Breaking this personal cycle of trauma-suppression, Taylor says, starts with laying out these instances of her personal experience – self-doubt, heartbreak, sexual assault, the urge to compare – and realising that one stands out as something that truly can’t be justified as part and parcel of life.
“What's the one thing that none of us deserve to have happened to us, but almost all women have had? But in order to fucking live and survive and not spend every day wanting to slay every man I see in the street, I've had to normalise it.” She pauses, finding a moment of clarity. “I guess this album, the reason it's so full of love for myself, is that I’m finally seeing that none of those things are my fault.”
Having allowed itself grace, Prioritise Pleasure is also a record of great joy. Working again with trusted producer Johan Karlberg [of afro-fusion trio The Very Best], it was stitched together throughout the pandemic in chunked sessions, the time between each batch encouraging Taylor to fully flesh out her ideas. Her ease and affection for world-building shines throughout - ‘How Can I Help You’ is a stalking, no-nonsense fuck you to those earlier-mentioned limitations of success, borrowing heavily from Kanye West’s ‘Black Skinhead’. It makes good on her long-term admiration of his work; “A lot of musicians won't admit it, but we're all just trying to rip off what we love.”
Similar can be said for ‘I Do This All The Time’, the records’ centrepiece inspired by Baz Lurhmann cult classic, Sunscreen.

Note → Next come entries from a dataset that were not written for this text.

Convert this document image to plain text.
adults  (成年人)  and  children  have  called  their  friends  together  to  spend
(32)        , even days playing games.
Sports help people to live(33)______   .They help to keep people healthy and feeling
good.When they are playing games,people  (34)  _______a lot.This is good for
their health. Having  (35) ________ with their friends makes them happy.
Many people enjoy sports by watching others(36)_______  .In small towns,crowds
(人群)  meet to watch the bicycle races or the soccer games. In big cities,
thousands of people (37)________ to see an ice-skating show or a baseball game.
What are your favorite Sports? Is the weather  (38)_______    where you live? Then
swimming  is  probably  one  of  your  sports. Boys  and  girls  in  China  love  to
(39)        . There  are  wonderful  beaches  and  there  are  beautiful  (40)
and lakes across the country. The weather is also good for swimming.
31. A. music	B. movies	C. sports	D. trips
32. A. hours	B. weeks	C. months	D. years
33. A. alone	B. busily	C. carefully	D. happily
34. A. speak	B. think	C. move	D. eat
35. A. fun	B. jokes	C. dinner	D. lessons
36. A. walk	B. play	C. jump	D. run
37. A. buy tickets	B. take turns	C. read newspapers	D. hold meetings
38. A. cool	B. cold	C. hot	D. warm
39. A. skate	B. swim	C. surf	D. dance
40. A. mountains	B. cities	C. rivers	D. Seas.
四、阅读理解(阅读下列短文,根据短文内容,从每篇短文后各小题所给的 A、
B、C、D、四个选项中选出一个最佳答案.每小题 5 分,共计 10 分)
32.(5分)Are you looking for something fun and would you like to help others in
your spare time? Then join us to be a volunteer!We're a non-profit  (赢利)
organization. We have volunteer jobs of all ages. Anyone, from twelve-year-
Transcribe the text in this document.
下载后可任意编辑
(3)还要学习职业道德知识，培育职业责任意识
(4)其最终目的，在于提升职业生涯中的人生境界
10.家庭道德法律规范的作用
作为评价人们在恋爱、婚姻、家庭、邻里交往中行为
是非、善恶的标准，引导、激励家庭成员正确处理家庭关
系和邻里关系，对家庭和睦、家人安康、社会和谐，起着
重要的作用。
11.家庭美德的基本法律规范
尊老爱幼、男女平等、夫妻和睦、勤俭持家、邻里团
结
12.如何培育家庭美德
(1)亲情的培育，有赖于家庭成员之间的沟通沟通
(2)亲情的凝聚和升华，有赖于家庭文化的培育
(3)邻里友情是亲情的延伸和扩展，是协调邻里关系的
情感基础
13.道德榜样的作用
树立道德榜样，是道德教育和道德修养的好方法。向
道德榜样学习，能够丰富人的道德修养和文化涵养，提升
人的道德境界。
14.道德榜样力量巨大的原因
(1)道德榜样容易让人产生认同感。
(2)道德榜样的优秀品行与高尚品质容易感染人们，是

A spoken-word ode to all the frustrations and societal norms that cloud expectations of ‘correct’ womanhood, it gives the record both its name and it’s impressive scale, a tightly-held mantra for our comparison age: “don’t be intimidated by all the babies they have/don’t be embarrassed that all you’ve had is fun/prioritise pleasure.” If Self Esteem ever had a calling card, this would be it.

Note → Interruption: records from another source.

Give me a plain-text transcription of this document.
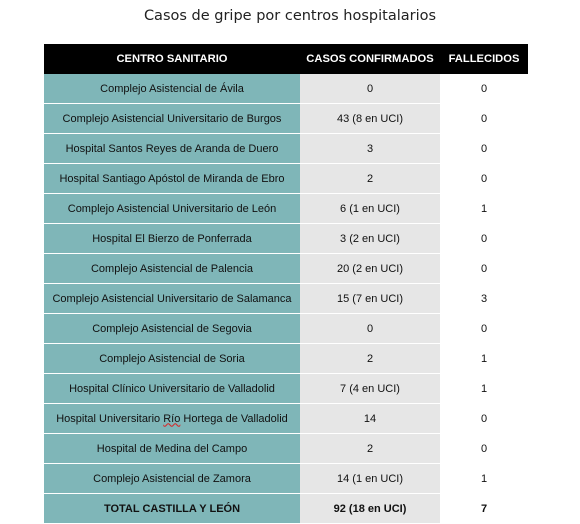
Casos de gripe por centros hospitalarios
CENTRO SANITARIO	CASOS CONFIRMADOS	FALLECIDOS
Complejo Asistencial de Ávila	0	0
Complejo Asistencial Universitario de Burgos	43 (8 en UCI)	0
Hospital Santos Reyes de Aranda de Duero	3	0
Hospital Santiago Apóstol de Miranda de Ebro	2	0
Complejo Asistencial Universitario de León	6 (1 en UCI)	1
Hospital El Bierzo de Ponferrada	3 (2 en UCI)	0
Complejo Asistencial de Palencia	20 (2 en UCI)	0
Complejo Asistencial Universitario de Salamanca	15 (7 en UCI)	3
Complejo Asistencial de Segovia	0	0
Complejo Asistencial de Soria	2	1
Hospital Clínico Universitario de Valladolid	7 (4 en UCI)	1
Hospital Universitario Río Hortega de Valladolid	14	0
Hospital de Medina del Campo	2	0
Complejo Asistencial de Zamora	14 (1 en UCI)	1
TOTAL CASTILLA Y LEÓN	92 (18 en UCI)	7
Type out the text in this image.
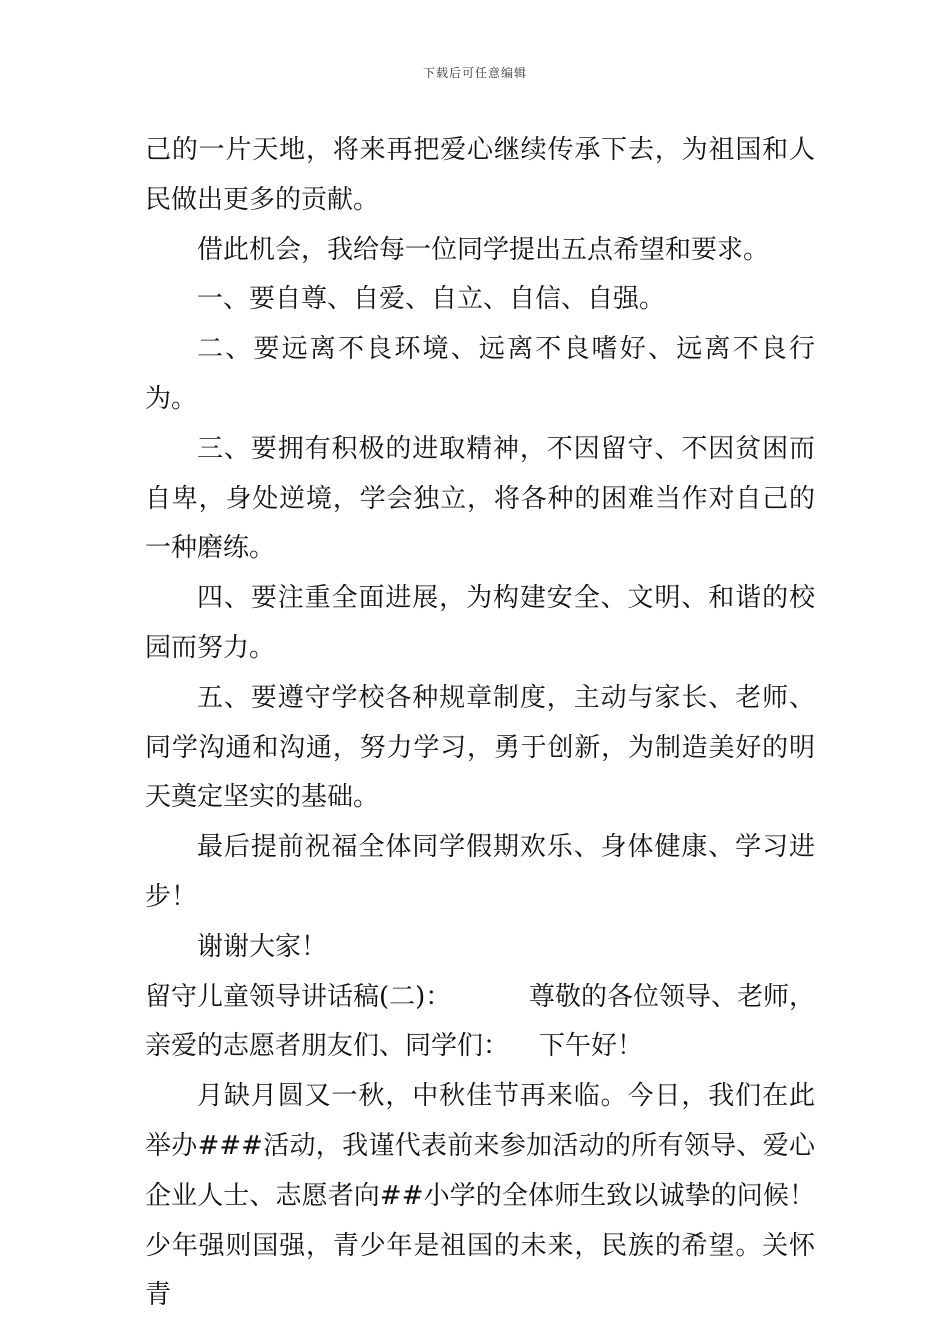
下载后可任意编辑

己的一片天地，将来再把爱心继续传承下去，为祖国和人民做出更多的贡献。

借此机会，我给每一位同学提出五点希望和要求。

一、要自尊、自爱、自立、自信、自强。

二、要远离不良环境、远离不良嗜好、远离不良行为。

三、要拥有积极的进取精神，不因留守、不因贫困而自卑，身处逆境，学会独立，将各种的困难当作对自己的一种磨练。

四、要注重全面进展，为构建安全、文明、和谐的校园而努力。

五、要遵守学校各种规章制度，主动与家长、老师、同学沟通和沟通，努力学习，勇于创新，为制造美好的明天奠定坚实的基础。

最后提前祝福全体同学假期欢乐、身体健康、学习进步！

谢谢大家！

留守儿童领导讲话稿(二)：	尊敬的各位领导、老师，

亲爱的志愿者朋友们、同学们： 下午好！

月缺月圆又一秋，中秋佳节再来临。今日，我们在此举办###活动，我谨代表前来参加活动的所有领导、爱心企业人士、志愿者向##小学的全体师生致以诚挚的问候！少年强则国强，青少年是祖国的未来，民族的希望。关怀青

“Even in Slow Club, I wanted to do a Sunscreen 2020 - Sunscreen for millennials!’ Taylor laughs. “And I finally got to do it. I think that song is the best thing I’ve ever made; I stopped trying to do anything in particular and made exactly what was just happening and coming out. I know I’m not reinventing a whole bunch of wheels, but my quest will always be to make music that is as widescreen and as cinematic as possible. There's just no point in making music unless it's fucking beautiful, or saying something that makes you feel better and heard.”
So what has Rebecca Taylor achieved by not trying to please? A record that reminds us all of the importance of being our unapologetic selves, putting your insecurities out there in the hope that it can be the first step towards healing them. With Prioritise Pleasure, she comes one step closer to reminding listeners – and herself – that true success begins and ends with self-acceptance, telling your story in the way that only you can. If not everybody gets it, who really cares?
“No matter how progressive we get, no matter how many girlboss mugs I’ve bought, I still sometimes think, ‘Oh, I wish I could meet somebody’, or ‘I hope I still have children,’” she says. “I'm a bisexual pop star who has rallied against the system, and I still feel like that. I want this album to be a battle cry for people that spend every weekend desperately trying on apps and letting themselves be treated like shit by someone who's not that bothered, because they think it feels better than being alone.”
“I suppose this record is just me going, what if this isn't failure? What if this is actually pretty good?”
Pretty good feels like a modest estimation – in recognizing herself and others, Rebecca Taylor is about to make a whole host of people feel esteemed.